Coral reefs accommodate nearly a quarter of known marine species and have the highest biodiversity of any marine environment. Reefs also have a vital impact on humans: providing food, sheltering coastlines from storms, and generating income through tourism and recreation.


Coral reefs are currently in massive decline and are at risk from a variety of anthropogenic factors. In Southeast Asia, human activities threaten an estimated 88 percent of the reefs, 50 percent of which are considered at ‘high’ or ‘very high’ risk. Whilst pollution and climate change are the most impactful factors, the recreational SCUBA industry also acts as a stressor for reef health. In 2019 the director of the UN’s Reef-World Foundation stated that diving-related damage to reefs is becoming an increasingly significant issue and an estimated 88% of divers make harmful contact with the reef at least once durin a dive.

Koh Tao has a global reputation as one of the best locations to learn to dive and over 80,000 divers are certified annually here at PADI centers alone. Consequently, the reefs around the island are at particular risk from diving-related damage. Motivated by this, I decided to survey instances where coral has been broken to evaluate the impact of diving on the health of Koh Tao’s reefs. 

I investigated the number of coral breakages at 4 dive sites around the island. To distinguish an instance of coral breakage from general coral debris I set criteria that it must be clear which colony the broken coral fragment originated from and multiple broken fragments in close proximity would be considered as a single breakage event. Each dive site was surveyed for between 50 and 60 minutes, all observed breakage events were recorded and additionally the growth pattern and genus of the affected coral colonies was noted. I then consulted multiple dive shops on the island about which sites they visited most often, especially with beginner divers, to try and determine the relative popularity of the dive sites I had surveyed.

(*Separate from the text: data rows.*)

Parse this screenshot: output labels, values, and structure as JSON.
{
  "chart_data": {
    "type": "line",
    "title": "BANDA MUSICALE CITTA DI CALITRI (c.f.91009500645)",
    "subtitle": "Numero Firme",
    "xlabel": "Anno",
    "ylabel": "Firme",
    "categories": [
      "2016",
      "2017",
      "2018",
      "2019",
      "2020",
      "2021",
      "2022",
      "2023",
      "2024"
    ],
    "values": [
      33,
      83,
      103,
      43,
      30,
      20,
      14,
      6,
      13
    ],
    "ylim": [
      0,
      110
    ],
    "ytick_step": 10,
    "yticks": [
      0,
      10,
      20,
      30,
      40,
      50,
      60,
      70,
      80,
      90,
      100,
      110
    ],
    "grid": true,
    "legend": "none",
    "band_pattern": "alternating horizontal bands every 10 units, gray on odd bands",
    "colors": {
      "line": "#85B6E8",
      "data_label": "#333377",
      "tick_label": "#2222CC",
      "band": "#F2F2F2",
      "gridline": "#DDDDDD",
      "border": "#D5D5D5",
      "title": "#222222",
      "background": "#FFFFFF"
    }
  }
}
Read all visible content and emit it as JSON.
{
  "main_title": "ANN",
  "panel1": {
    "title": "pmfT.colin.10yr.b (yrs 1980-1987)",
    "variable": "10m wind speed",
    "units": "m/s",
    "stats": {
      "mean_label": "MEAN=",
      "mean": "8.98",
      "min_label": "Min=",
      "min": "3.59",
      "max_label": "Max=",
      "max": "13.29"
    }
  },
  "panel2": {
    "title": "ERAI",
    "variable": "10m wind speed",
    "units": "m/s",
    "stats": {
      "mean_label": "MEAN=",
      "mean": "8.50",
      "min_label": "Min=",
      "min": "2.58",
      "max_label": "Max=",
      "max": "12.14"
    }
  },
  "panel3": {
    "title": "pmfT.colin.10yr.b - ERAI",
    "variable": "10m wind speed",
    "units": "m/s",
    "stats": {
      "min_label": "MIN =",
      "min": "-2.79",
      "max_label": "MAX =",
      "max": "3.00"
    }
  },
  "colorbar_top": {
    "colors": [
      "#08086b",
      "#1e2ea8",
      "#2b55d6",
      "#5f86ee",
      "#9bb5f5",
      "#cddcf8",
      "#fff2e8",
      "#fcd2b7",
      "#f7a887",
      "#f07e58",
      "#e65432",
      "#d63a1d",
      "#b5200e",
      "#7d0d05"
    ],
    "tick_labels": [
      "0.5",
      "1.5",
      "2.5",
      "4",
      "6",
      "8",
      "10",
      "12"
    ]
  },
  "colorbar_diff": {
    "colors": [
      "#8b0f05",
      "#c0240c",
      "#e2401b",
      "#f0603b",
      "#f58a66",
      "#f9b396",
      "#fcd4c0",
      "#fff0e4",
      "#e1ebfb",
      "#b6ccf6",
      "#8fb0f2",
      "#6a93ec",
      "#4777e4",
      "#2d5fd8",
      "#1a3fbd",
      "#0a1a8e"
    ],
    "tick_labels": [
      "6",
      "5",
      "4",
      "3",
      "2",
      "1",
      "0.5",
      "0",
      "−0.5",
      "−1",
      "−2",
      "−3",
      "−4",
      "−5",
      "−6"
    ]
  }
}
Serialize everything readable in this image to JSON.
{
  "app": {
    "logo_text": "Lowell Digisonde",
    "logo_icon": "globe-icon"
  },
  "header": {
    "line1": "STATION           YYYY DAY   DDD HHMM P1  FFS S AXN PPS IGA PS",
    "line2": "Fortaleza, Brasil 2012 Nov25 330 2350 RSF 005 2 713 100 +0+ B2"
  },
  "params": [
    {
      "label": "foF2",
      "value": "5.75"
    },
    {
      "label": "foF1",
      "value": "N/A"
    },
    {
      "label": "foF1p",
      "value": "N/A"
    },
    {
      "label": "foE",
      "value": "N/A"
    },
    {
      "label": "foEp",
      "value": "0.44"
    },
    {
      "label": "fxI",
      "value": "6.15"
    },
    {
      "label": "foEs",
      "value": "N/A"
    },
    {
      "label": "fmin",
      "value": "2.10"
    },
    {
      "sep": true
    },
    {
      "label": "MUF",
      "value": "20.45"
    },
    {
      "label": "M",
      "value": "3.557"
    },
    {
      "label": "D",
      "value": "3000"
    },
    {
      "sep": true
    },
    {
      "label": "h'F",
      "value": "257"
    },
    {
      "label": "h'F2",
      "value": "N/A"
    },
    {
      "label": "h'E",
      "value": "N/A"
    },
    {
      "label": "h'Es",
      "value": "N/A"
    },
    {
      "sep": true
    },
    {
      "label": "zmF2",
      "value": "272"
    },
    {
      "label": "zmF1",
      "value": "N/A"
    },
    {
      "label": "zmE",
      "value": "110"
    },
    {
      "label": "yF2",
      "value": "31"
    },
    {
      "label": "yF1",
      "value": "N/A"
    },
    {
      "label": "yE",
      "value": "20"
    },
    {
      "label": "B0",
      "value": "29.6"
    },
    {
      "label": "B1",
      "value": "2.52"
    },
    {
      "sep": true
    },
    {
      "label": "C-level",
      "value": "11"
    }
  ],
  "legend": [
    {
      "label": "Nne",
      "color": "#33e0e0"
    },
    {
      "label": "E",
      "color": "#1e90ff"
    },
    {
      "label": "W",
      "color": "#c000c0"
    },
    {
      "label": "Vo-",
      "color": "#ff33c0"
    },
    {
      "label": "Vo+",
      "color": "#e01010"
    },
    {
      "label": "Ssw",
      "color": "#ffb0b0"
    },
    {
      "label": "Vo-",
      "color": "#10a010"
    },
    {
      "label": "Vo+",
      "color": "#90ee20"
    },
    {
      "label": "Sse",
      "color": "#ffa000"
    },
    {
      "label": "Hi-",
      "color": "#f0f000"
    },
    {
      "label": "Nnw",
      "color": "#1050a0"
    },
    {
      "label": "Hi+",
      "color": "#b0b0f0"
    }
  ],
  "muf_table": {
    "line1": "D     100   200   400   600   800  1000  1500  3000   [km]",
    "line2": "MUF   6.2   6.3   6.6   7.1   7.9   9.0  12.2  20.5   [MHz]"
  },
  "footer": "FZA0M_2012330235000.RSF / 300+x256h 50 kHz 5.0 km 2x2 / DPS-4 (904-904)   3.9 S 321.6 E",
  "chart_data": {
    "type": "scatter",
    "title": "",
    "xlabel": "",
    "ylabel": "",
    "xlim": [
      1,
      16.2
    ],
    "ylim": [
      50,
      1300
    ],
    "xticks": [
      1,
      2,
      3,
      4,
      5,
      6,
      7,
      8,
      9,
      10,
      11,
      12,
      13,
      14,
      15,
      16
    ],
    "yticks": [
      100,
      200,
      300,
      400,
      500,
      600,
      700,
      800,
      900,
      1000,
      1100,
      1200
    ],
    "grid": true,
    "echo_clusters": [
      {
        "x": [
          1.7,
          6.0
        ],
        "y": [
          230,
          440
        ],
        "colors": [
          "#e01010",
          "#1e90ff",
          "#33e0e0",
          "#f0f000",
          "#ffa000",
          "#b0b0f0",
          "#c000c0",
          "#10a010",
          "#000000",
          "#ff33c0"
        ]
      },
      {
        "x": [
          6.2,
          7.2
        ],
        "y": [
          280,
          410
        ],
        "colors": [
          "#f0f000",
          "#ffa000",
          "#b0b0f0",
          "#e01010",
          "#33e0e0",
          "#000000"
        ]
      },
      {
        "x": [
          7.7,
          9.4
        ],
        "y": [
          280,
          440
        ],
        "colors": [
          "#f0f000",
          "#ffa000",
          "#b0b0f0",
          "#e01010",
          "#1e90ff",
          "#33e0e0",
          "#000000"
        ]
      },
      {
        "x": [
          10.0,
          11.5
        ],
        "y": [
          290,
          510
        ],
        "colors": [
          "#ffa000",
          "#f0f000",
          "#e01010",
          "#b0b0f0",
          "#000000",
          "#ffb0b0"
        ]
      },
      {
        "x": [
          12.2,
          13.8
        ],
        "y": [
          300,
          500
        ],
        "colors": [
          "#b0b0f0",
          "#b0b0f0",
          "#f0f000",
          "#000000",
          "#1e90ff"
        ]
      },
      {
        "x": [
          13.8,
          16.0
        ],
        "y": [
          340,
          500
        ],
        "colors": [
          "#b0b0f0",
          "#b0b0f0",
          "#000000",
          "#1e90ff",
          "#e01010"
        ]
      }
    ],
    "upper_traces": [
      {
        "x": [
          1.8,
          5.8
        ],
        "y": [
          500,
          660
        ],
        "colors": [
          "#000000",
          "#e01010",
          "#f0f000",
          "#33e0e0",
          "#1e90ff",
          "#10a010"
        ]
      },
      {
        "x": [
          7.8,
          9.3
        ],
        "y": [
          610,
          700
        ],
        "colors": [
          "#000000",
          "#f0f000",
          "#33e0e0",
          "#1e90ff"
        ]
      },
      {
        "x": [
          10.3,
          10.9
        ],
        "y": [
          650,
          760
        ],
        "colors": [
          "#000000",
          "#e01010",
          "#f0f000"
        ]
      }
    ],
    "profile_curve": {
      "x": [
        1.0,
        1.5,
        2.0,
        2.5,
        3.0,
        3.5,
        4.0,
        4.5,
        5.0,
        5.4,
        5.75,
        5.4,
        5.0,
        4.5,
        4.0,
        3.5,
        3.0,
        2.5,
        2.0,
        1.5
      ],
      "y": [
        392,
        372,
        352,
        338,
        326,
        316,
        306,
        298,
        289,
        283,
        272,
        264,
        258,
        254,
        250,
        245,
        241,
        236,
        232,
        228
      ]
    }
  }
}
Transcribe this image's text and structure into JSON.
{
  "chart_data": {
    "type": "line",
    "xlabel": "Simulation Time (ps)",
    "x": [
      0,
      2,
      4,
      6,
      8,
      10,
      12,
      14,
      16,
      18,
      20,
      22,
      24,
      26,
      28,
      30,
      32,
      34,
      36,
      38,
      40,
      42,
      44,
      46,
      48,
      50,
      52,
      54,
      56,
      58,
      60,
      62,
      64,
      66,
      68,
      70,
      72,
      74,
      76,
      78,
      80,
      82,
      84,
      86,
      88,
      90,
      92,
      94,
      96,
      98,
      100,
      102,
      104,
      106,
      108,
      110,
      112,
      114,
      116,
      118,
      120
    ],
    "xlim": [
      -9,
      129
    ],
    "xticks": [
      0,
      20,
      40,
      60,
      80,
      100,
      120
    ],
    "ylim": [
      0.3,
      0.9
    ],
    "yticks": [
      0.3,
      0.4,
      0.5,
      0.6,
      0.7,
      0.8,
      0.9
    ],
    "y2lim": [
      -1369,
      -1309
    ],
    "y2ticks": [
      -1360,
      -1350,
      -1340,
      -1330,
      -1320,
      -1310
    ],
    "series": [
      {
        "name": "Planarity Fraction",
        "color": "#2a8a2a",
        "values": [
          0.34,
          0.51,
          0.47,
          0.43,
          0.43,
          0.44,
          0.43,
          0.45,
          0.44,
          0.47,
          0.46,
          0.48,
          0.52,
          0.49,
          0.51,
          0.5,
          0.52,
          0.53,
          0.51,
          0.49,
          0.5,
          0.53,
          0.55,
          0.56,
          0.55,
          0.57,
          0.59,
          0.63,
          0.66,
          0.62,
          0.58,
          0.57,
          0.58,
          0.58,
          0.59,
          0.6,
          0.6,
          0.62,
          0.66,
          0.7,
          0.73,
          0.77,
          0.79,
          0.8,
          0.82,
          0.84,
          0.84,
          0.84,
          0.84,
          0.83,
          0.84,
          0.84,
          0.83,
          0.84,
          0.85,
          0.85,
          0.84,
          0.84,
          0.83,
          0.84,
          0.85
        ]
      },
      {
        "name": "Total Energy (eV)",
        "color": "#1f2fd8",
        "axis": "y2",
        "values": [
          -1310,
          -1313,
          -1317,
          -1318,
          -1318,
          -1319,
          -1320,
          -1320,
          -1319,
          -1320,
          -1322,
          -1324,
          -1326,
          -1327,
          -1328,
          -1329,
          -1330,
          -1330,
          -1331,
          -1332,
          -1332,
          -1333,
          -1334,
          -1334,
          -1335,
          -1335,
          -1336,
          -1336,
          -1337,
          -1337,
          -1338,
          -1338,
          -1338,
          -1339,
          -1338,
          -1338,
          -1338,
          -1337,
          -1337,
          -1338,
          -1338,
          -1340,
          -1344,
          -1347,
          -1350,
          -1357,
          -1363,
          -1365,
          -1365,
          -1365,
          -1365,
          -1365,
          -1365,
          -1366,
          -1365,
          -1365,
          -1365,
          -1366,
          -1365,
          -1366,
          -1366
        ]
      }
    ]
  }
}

The data I collected indicates a positive correlation between dive site popularity and number of coral breakage events. The two most popular sites surveyed, ‘Twins’ and ‘White Rock’, had 31 and 57 breakages respectively, compared to the least popular site ‘Shark Island’ which only showed 19 breakages. The data also showed that branching and corymbose coral structures are particularly vulnerable to diver damage, as a result of this, Acropora and Pocilliopora genera are the most impacted.


My results corroborate other studies such as Cheuk-Sun Au. A et al. (2014) who surveyed coral breakage in Hong Kong and found a similar positive correlation between the number of broken coral colonies and number of divers visiting the site. This study also found that branching corals were among the most impacted. 


My study could be broadened by surveying more dive sites around Koh Tao. In particular, sites such as ‘Mango Bay’ and ‘Aow Leuk’ were frequently mentioned by dive shops as typical sites visited by beginner divers, so would be good locations to survey.

From my project I can conclude that the recreational SCUBA industry on Koh Tao is impacting the reef health and increased diver activity is leading to more incidences of coral damage. However, these damages can potentially be reduced by focusing on educating beginner divers on the importance of protecting the reefs and by ensuring buoyancy skills are adequate before diving over them.